Kur’an-ı Kerîm’in müslüman Türk insanı tarafından anlaşılmasına mütevazi bir katkı sağlamak amacıyla hazırladığımız Kur’an Yolu isimli bu tefsirin müellifleri olarak, daha önce bir meâl çalışmasına katılmış, ilmî bir faaliyeti müşterek olarak yürütme ve bitirme tecrübesi edinmiştik.
Bu defaki çalışmamız esnasında uzmanlık alanlarımızın (tefsir, fıkıh ve fıkıh usulü, İslâm felsefesi ve İslâm ahlâkı) farklılık taşımasının da, Kur’an tefsirinin gerekleri bakımından önemli imkânlar sağladığını gördük. Bunun yanında ortak kitap çalışmasının zorluklarını ve bundan kaynaklanacak aksaklıkları asgariye indirebilmek için tedbirler aldık.

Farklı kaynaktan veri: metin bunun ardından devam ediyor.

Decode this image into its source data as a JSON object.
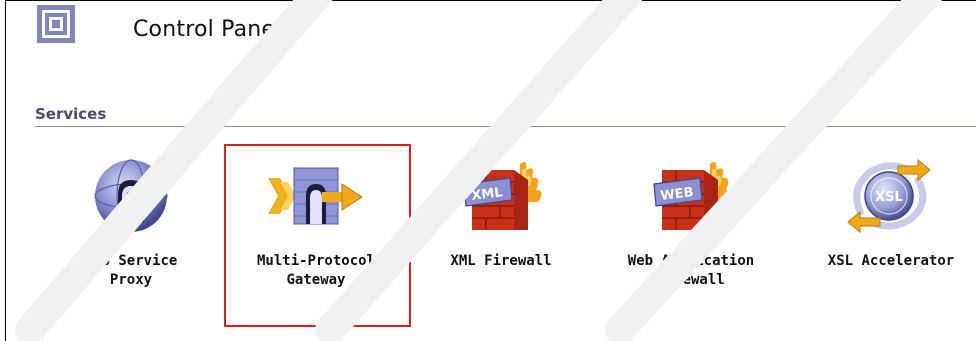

Mutlaka başvurulması gereken kaynakların, uyulması gereken ilkelerin ve metotların en başta belirlenmesi; her birimizin tefsirini yaptığı kısmın diğer üyelerce dikkat ve emek verilerek okunduktan sonra toplu müzakere, teklif, tenkit ve tashihe tâbi tutulması bu tedbirlerin başında gelmektedir.
Batı’da Kitâb-ı Mukaddes’in yorumu konusunda heyet olarak hazırlanmış birçok yayının mevcudiyetine karşılık, bildiğimiz kadarıyla İslâm dünyasında bir heyet tarafından yazılmış ve tamamlanmış Kur’an-ı Kerîm tefsiri bulunmamaktadır.
Bu açıdan bizim çalışmamızla bir ilkin gerçekleştiği söylenebilir. Ayrıca Kur’an Yolu’nun, Din İşleri Yüksek Kurulu üyeleri tarafından okunup tenkit süzgecinden geçirilmesi de esere yararlı katkılar sağlamıştır.
Eserin hazırlanmasında okuyucu kitlesi olarak farklı düzeylerde öğrenim görmüş insanlar dikkate alınmaya çalışıldı. Öncelikli olarak bir müracaat kitabı değil, baştan sona okunan, tekrar tekrar okunan ve üzerinde zihin yorulan, inanç, fikir ve hayata pratik katkı sağlayan bir tefsir olmasının daha yararlı olacağı düşünüldüğü için eser orta hacimde tutulmuş; ayrıca anlaşılır bir dilin kullanılmasına özen gösterilmiştir.
Öte yandan bazı konularda daha fazla bilgi sahibi olmak isteyenler için, en uygun yerlerde ayrıntılı bilgi verilmesinin yanında, duruma göre ilgili kaynaklara da göndermeler yapılmıştır. Tefsirin diğer özellikleri “Giriş” bölümünün sonunda “Bu Tefsir” başlığı altında açıklanmıştır; okuyucu açısından eserin daha verimli olabilmesi için söz konusu kısmın göz önünde bulundurulmasında yarar vardır.
Eserin meâl kısmının hazırlanması sırasında konuyla ilgili belli başlı çalışmalar da göz önünde bulundurulmakla beraber, yapılan tercihler tefsire verilen emeğin ürünü olarak şekillenmiştir. Meâle yansıtılamayan, ancak dikkate değer görülen mânalara ise tefsirde ayrıca işaret edilmiştir.
Aynı kelime veya ifadenin meâlin değişik yerlerinde -asıl mânayı değiştirmemek kaydıyla- farklı şekillerde çevrilmiş olması; bağlam farkı, ağırlıklı konuya riayet, edebî zevk gibi sebeplere dayalıdır. Bize göre bu usul meâl açısından bir zenginlik oluşturmaktadır. Elinizdeki yedinci baskının hazırlık aşamasında heyetimizce eserin tamamı gözden geçirilmiş, ihtiyaç görülen yerlerde bazı düzeltme ve iyileştirmeler yapılmıştır.
Bu vesileyle tespit, görüş ve önerilerini ileten saygıdeğer okuyucularımıza içtenlikle teşekkür ediyoruz. Kusursuzluktan söz etmek edebi aşmak olur. Yapılan her işte birtakım eksiklerin bulunması kaçınılmazdır.
Değerli okuyucularımızın, kusurların düzeltilmesi yönünde getirecekleri tenkit ve önerilere açık olduğumuzu belirtiyor, tefsirin milletimize yararlı olmasını yüce mevlâdan niyaz ediyoruz.